Eva Bayer-Fluckiger (born 25 June 1951) is a Hungarian and Swiss mathematician. She is a Professor Emeritus at École Polytechnique Fédérale de Lausanne. She has worked on several topics in topology, algebra and number theory, e.g. on the theory of knots, on lattices, on quadratic forms and on Galois cohomology. Along with Raman Parimala, she proved Serre's conjecture II regarding the Galois cohomology of a simply-connected semisimple algebraic group when such a group is of classical type.

==Early life and career==
Bayer-Fluckiger was born in Budapest, Hungary.

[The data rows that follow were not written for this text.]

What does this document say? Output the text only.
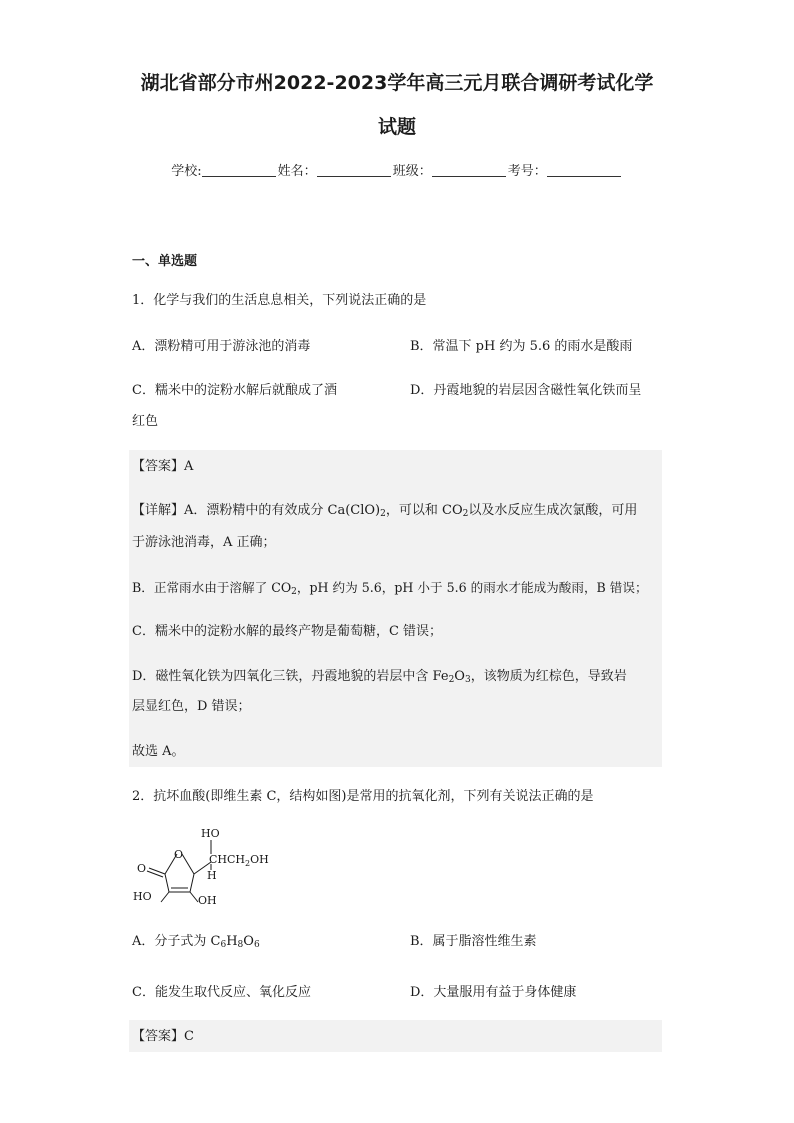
湖北省部分市州2022-2023学年高三元月联合调研考试化学
试题
学校:	姓名：	班级：	考号：
一、单选题
1．化学与我们的生活息息相关，下列说法正确的是
A．漂粉精可用于游泳池的消毒	B．常温下 pH 约为 5.6 的雨水是酸雨
C．糯米中的淀粉水解后就酿成了酒	D．丹霞地貌的岩层因含磁性氧化铁而呈
红色
【答案】A
【详解】A．漂粉精中的有效成分 $Ca(ClO)_2$，可以和 $CO_2$以及水反应生成次氯酸，可用
于游泳池消毒，A 正确；
B．正常雨水由于溶解了 $CO_2$，pH 约为 5.6，pH 小于 5.6 的雨水才能成为酸雨，B 错误；
C．糯米中的淀粉水解的最终产物是葡萄糖，C 错误；
D．磁性氧化铁为四氧化三铁，丹霞地貌的岩层中含 $Fe_2O_3$，该物质为红棕色，导致岩
层显红色，D 错误；
故选 A。
2．抗坏血酸(即维生素 C，结构如图)是常用的抗氧化剂，下列有关说法正确的是
HO
$CHCH_2OH$
H
O
O
HO	OH
A．分子式为 $C_6H_8O_6$	B．属于脂溶性维生素
C．能发生取代反应、氧化反应	D．大量服用有益于身体健康
【答案】C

She attended the University of Geneva, where she obtained her doctorate under supervision of Michel Kervaire in 1978. She was a visiting scholar at the Institute for Advanced Study from 1983 to 1984. From 1990 to 1996, she was an executive committee member of the European Mathematical Society and since 2006 served on editorial board of its Commentarii Mathematici Helvetici.

==Awards==
In 2001, the Essen College of Gender Studies gave Bayer-Fluckiger their Maria Sibylla Merian Prize, "for her achievements in number theory". She was Emmy Noether guest professor at the University of Göttingen in 2003. She was named a Fellow of the American Mathematical Society, in the 2022 class of fellows, "for contributions to number theory, algebra, and topology, and for service to the profession".